KUHP yang dimaksud Harris adalah Undang-Undang Nomor 1 Tahun 2023, sementara KUHAP merupakan UU Nomor 20 Tahun 2025.

Selain itu, Harris dalam keterangan yang dikonfirmasi di Jakarta, Rabu, mengatakan pemberlakuan KUHP baru yang menggantikan Wetboek van Strafrecht (Wvs) warisan Belanda atau KUHP lama turut membuat perubahan dalam sistem hukum Indonesia.

ADVERTISEMENT

SCROLL TO CONTINUE WITH CONTENT

"Hukum kita bergeser dari keadilan retributif atau yang menitikberatkan pada pembalasan, dan menuju kepada keadilan restoratif. Langkah ini sangat krusial mengingat kondisi sistem pemasyarakatan kita yang kian kritis," katanya mengutip Antara, Rabu (7/1)

Ia menjelaskan 'kritis' yang dimaksudnya berdasarkan data dari pemerintah pada akhir 2025, yakni tingkat keterisian hunian lembaga pemasyarakatan sudah over-kapasitas dengan penghuni mencapai sekitar 281.000 orang dan kapasitas ideal hanya untuk 146.260 orang.

"Diharapkan, pada 2026, kita akan melihat sistem pemasyarakatan mulai bernapas dengan adanya alternatif pidana seperti kerja sosial untuk tindak pidana ringan.
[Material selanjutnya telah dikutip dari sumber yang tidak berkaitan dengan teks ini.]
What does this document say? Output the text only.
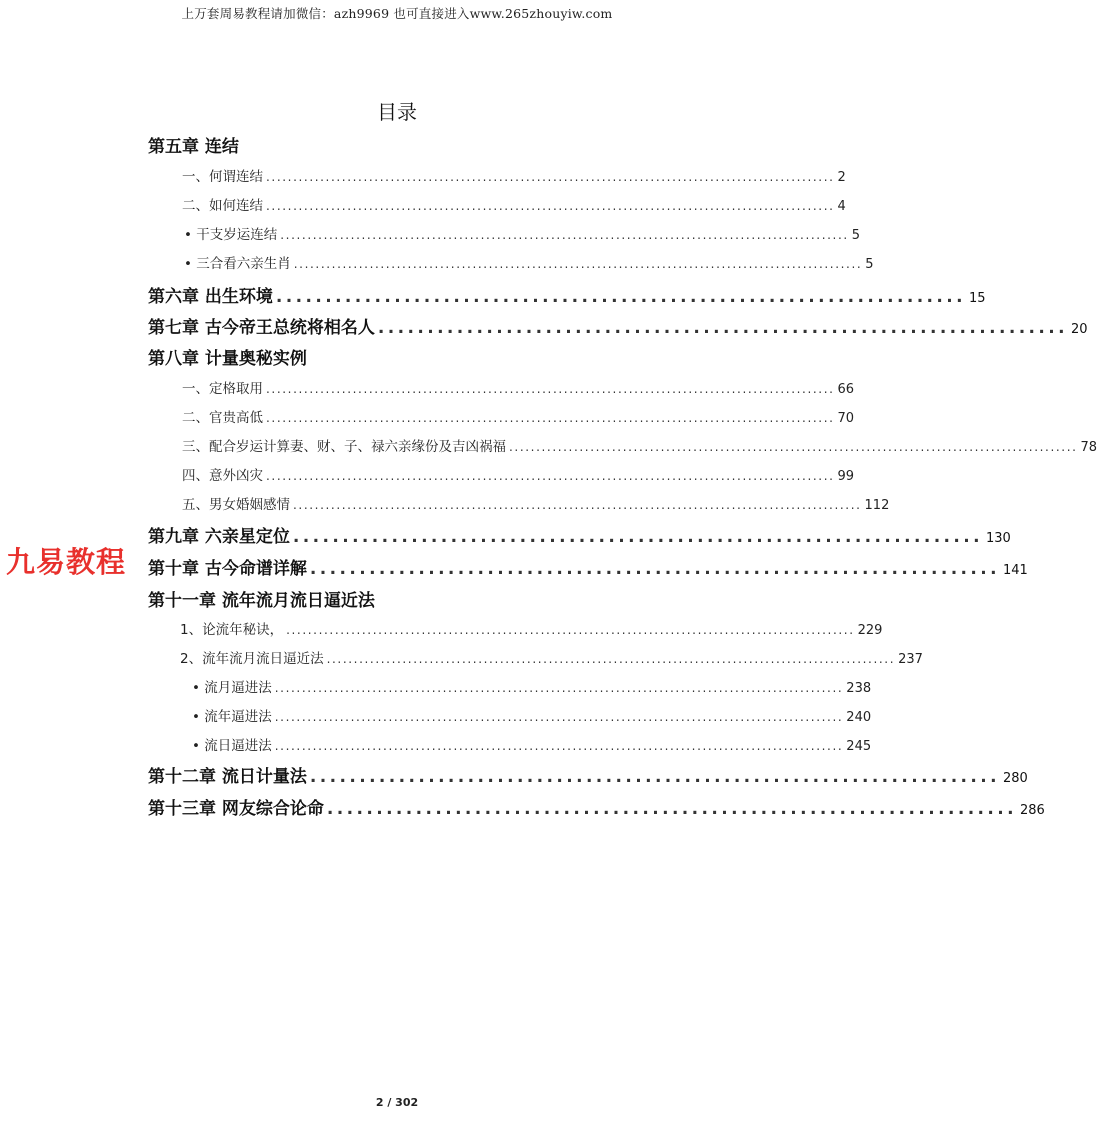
上万套周易教程请加微信：azh9969 也可直接进入www.265zhouyiw.com
目录
第五章 连结
一、何谓连结 ......................................................................................................... 2
二、如何连结 ......................................................................................................... 4
• 干支岁运连结 ......................................................................................................... 5
• 三合看六亲生肖 ......................................................................................................... 5
第六章 出生环境 ...................................................................... 15
第七章 古今帝王总统将相名人 ...................................................................... 20
第八章 计量奥秘实例
一、定格取用 ......................................................................................................... 66
二、官贵高低 ......................................................................................................... 70
三、配合岁运计算妻、财、子、禄六亲缘份及吉凶祸福 ......................................................................................................... 78
四、意外凶灾 ......................................................................................................... 99
五、男女婚姻感情 ......................................................................................................... 112
第九章 六亲星定位 ...................................................................... 130
第十章 古今命谱详解 ...................................................................... 141
第十一章 流年流月流日逼近法
1、论流年秘诀， ......................................................................................................... 229
2、流年流月流日逼近法 ......................................................................................................... 237
• 流月逼进法 ......................................................................................................... 238
• 流年逼进法 ......................................................................................................... 240
• 流日逼进法 ......................................................................................................... 245
第十二章 流日计量法 ...................................................................... 280
第十三章 网友综合论命 ...................................................................... 286
九易教程
2 / 302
Ini adalah solusi konkret atas bom waktu over-kapasitas di lembaga pemasyarakatan yang selama ini menghantui kita," katanya.
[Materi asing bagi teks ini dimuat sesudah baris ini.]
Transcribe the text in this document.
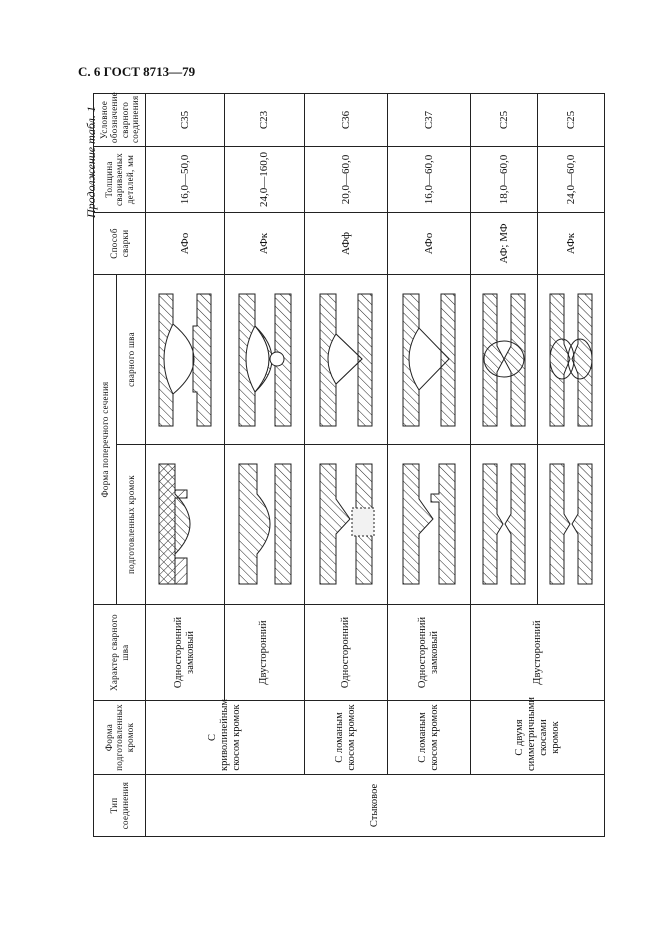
С. 6 ГОСТ 8713—79
Продолжение табл. 1
Тип соединения	Форма подготовленных кромок	Характер сварного шва	Форма поперечного сечения		Способ сварки	Толщина свариваемых деталей, мм	Условное обозначение сварного соединения
			подготовленных кромок	сварного шва			
Стыковое	С криволинейным скосом кромок	Односторонний замковый			АФо	16,0—50,0	С35
		Двусторонний			АФк	24,0—160,0	С23
	С ломаным скосом кромок	Односторонний			АФф	20,0—60,0	С36
	С ломаным скосом кромок	Односторонний замковый			АФо	16,0—60,0	С37
	С двумя симметричными скосами кромок	Двусторонний			АФ; МФ	18,0—60,0	С25

	АФк	24,0—60,0	С25
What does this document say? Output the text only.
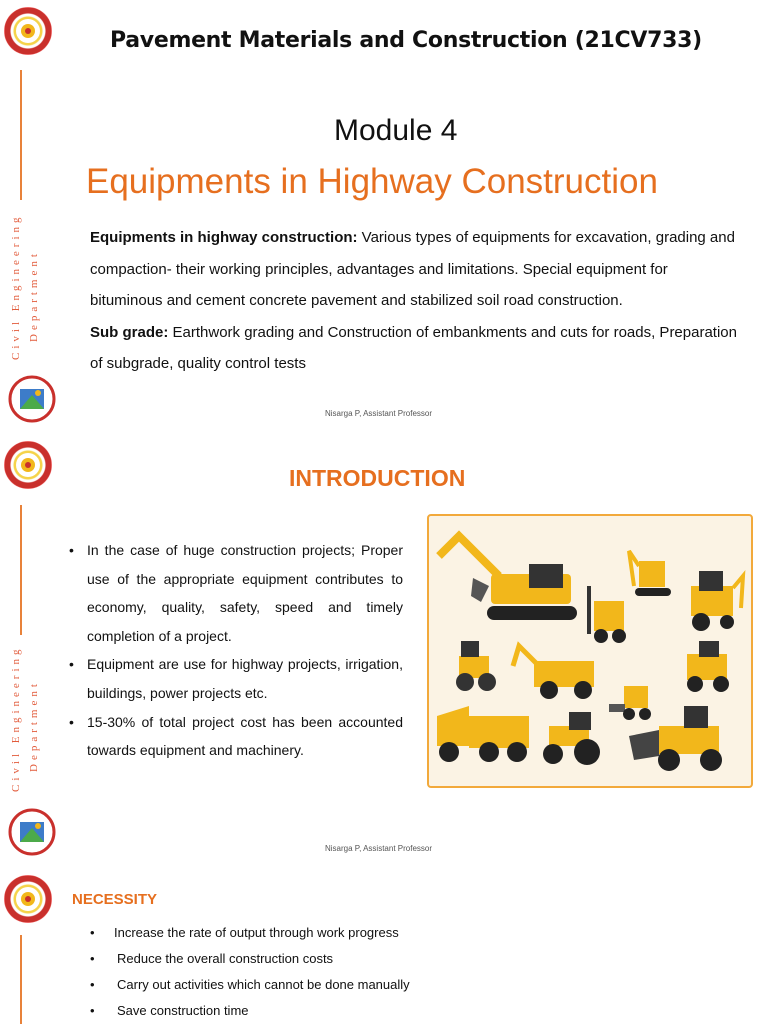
Civil Engineering Department
Civil Engineering Department
Pavement Materials and Construction (21CV733)
Module 4
Equipments in Highway Construction
Equipments in highway construction: Various types of equipments for excavation, grading and compaction- their working principles, advantages and limitations. Special equipment for bituminous and cement concrete pavement and stabilized soil road construction.
Sub grade: Earthwork grading and Construction of embankments and cuts for roads, Preparation of subgrade, quality control tests
Nisarga P, Assistant Professor
INTRODUCTION
• In the case of huge construction projects; Proper use of the appropriate equipment contributes to economy, quality, safety, speed and timely completion of a project.
• Equipment are use for highway projects, irrigation, buildings, power projects etc.
• 15-30% of total project cost has been accounted towards equipment and machinery.
Nisarga P, Assistant Professor
NECESSITY
• Increase the rate of output through work progress
• Reduce the overall construction costs
• Carry out activities which cannot be done manually
• Save construction time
Walaupun demikian, dia mengingatkan agar pemerintah tidak menutup mata terhadap kritik publik, terutama terkait pasal-pasal penghinaan lembaga negara

"Begitu pula perluasan wewenang aparat dalam KUHAP baru terkait penyadapan dan penahanan. Tanpa aturan pelaksana yang ketat, dikhawatirkan hukum justru menjadi instrumen represi ketimbang pelindung HAM," ujarnya.

Sebelumnya, UU KUHP diteken oleh Joko Widodo selaku Presiden RI, dan diundangkan oleh Pratikno selaku Menteri Sekretaris Negara, yakni pada 2 Januari 2023.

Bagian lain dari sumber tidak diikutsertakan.